Habrá multas por emitir un sonido más elevado de los límites legales.

Todo el mundo conoce los cinemómetros de velocidad. De hecho, en esta web, te contamos cualquier novedad que surge en este tema, porque suscita un alto interés.

Pero hoy vamos a hablarte de los nuevos radares de ruido, que podrían entrar en acción, dentro de un par de años, en diversos países europeos.  

De hecho, ya hablamos del tema hace algunas semanas. Según informaba Auto Motor und Sport, la Unión Europea estaría pensando establecer nuevas normativas en el tema de la contaminación acústica, por lo que habrá una legislación que establecerá límites legales de sonoridad.

Los nuevos radares de ruido serán los que controlen el sonido que emiten los vehículos. En Suiza, concretamente en Ginebra, ya se están empleando diversos sistemas de control, una antesala de estos cinemómetros, para vigilar a los usuarios de la vía por este motivo, debido a su impacto ambiental.    

Es más, los investigadores de la EPFL (École Polytechnique Fédérale de Lausanne) aseguran que, entre dos y cuatros años, los nuevos radares de ruido podrían estar listos y usarse en cualquier localidad del país helvético. 

La última noticia al respecto llega desde Reino Unido. Según cuentan nuestros compañeros de Motor1.com en Francia, el gobierno instalará estos nuevos radares de ruido; en principio, en fase de pruebas. 

Recordemos que, desde 2016, el umbral de sonido está limitado a 74 dB. Sin embargo, algunos automovilistas y motociclistas modifican el sistema de escape de sus vehículos para mejorar (y aumentar) el sonido. Una medida que no es del agrado de todos; especialmente, de Chris Grayling, el ministro de Transporte británico.

"La contaminación acústica es una miseria absoluta para las personas y tiene consecuencias muy graves para la salud, por lo que estoy decidido a tomar medidas enérgicas contra los conductores dañinos.

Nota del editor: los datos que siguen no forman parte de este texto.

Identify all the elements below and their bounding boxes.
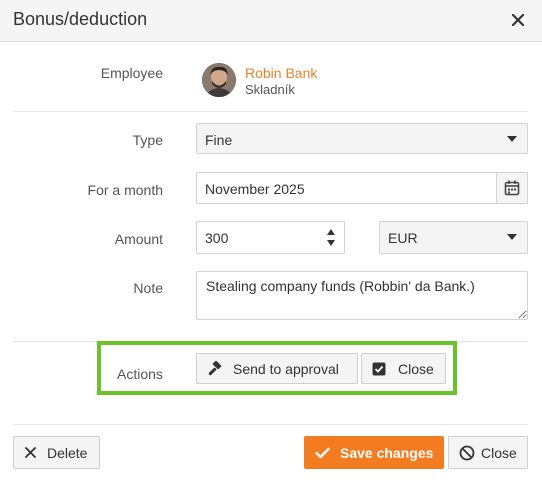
employee-name[interactable]: Robin Bank	[245, 65, 317, 81]
divider	[13, 111, 528, 112]
actions-highlight: Actions Send to approval Close	[97, 341, 457, 395]
employee-label: Employee	[100, 65, 163, 81]
month-label: For a month	[87, 182, 163, 198]
checkbox-icon	[372, 362, 386, 376]
send-to-approval-label: Send to approval	[233, 360, 339, 377]
ban-icon	[459, 445, 475, 461]
dialog-header: Bonus/deduction	[0, 0, 542, 42]
type-select[interactable]: Fine	[196, 123, 528, 154]
check-icon	[315, 447, 330, 459]
stepper-up-icon[interactable]	[327, 229, 335, 235]
currency-value: EUR	[388, 230, 418, 246]
currency-select[interactable]: EUR	[379, 221, 528, 254]
dialog-title: Bonus/deduction	[13, 9, 148, 29]
amount-label: Amount	[114, 231, 163, 247]
gavel-icon	[207, 360, 223, 377]
calendar-button[interactable]	[496, 173, 527, 203]
amount-input[interactable]: 300	[196, 221, 320, 254]
close-icon	[512, 14, 524, 26]
dialog-close-button[interactable]	[509, 9, 527, 31]
month-field[interactable]: November 2025	[196, 172, 528, 204]
calendar-icon	[504, 180, 520, 196]
chevron-down-icon	[507, 234, 517, 240]
send-to-approval-button[interactable]: Send to approval	[196, 353, 358, 384]
divider	[13, 424, 528, 425]
avatar-image	[202, 63, 236, 97]
actions-label: Actions	[117, 366, 163, 382]
save-changes-button[interactable]: Save changes	[304, 436, 444, 469]
actions-close-button[interactable]: Close	[361, 353, 446, 384]
actions-close-label: Close	[398, 360, 434, 377]
amount-value: 300	[205, 230, 229, 246]
x-icon	[25, 447, 36, 458]
note-label: Note	[133, 280, 163, 296]
note-textarea[interactable]: Stealing company funds (Robbin' da Bank.…	[196, 271, 528, 320]
stepper-down-icon[interactable]	[327, 240, 335, 246]
employee-role: Skladník	[245, 82, 295, 97]
type-value: Fine	[205, 132, 233, 148]
month-value: November 2025	[205, 181, 305, 197]
type-label: Type	[132, 132, 163, 148]
save-changes-label: Save changes	[340, 444, 434, 461]
delete-label: Delete	[47, 444, 88, 461]
amount-stepper[interactable]	[319, 221, 345, 254]
avatar	[202, 63, 236, 97]
footer-close-label: Close	[481, 444, 517, 461]
footer-close-button[interactable]: Close	[448, 436, 528, 469]
chevron-down-icon	[507, 136, 517, 142]
delete-button[interactable]: Delete	[13, 436, 100, 469]
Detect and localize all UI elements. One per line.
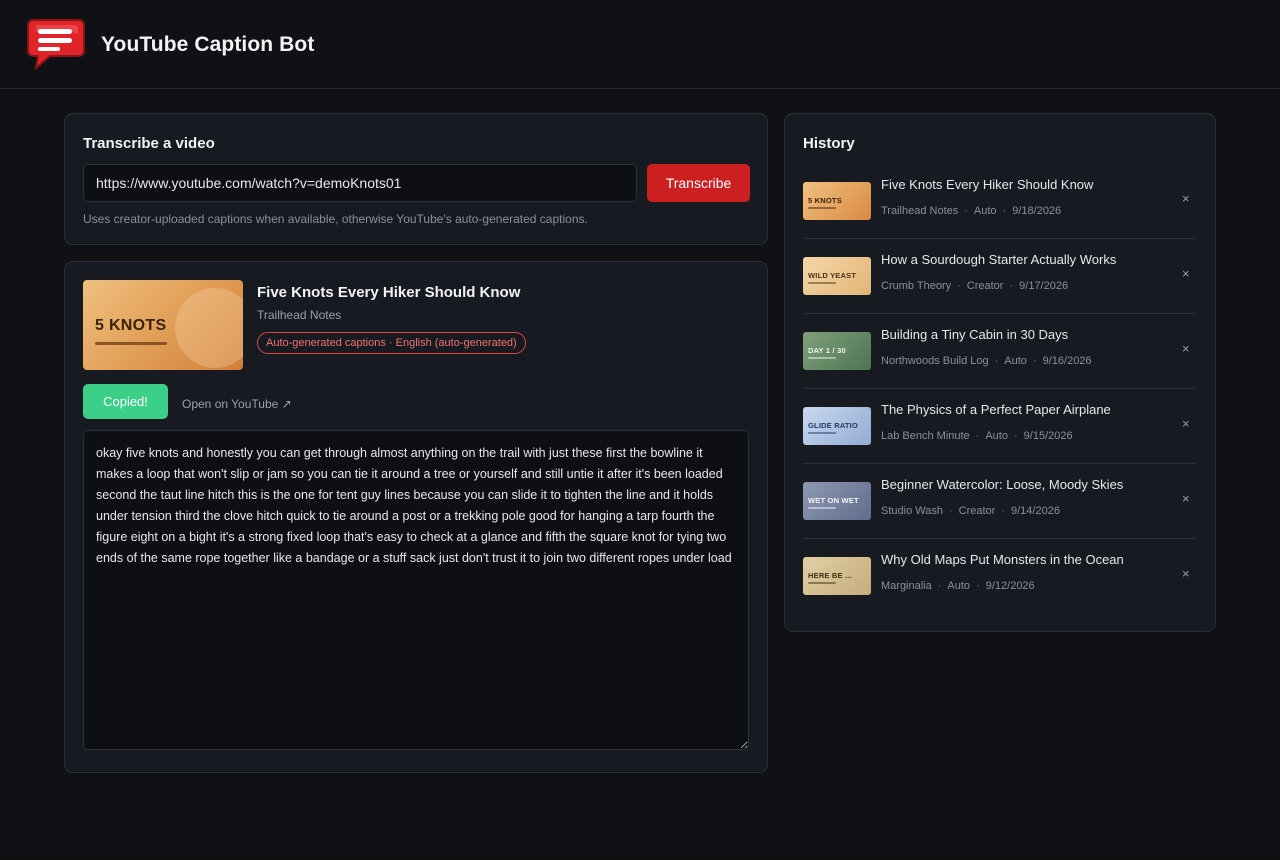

Las nuevas tecnologías ayudarán a que nuestras ciudades sean más silenciosas", afirmó en Sky News.

Indian FTR 1200 S con escape  Akrapovič

Dicho esto, no sería una sorpresa que este sistema se exportase a los países de la Unión Europea. ¿En qué consistiría? Los aparatos tendrían la capacidad de medir el volumen del sonido y fotografiar al infractor. 

En el caso de que el dueño no reduzca la sonoridad del vehículo, una nueva sanción podría implicar la retirada de circulación del mismo, por parte de la policía. 

Técnicamente, estos radares pueden ser viables en 2021 y su desarrollo no supondría más dinero que los de velocidad. Eso sí, faltaría saber cómo será posible medir bien el ruido desde la distancia y asignar ese nivel de forma correcta a un vehículo en concreto.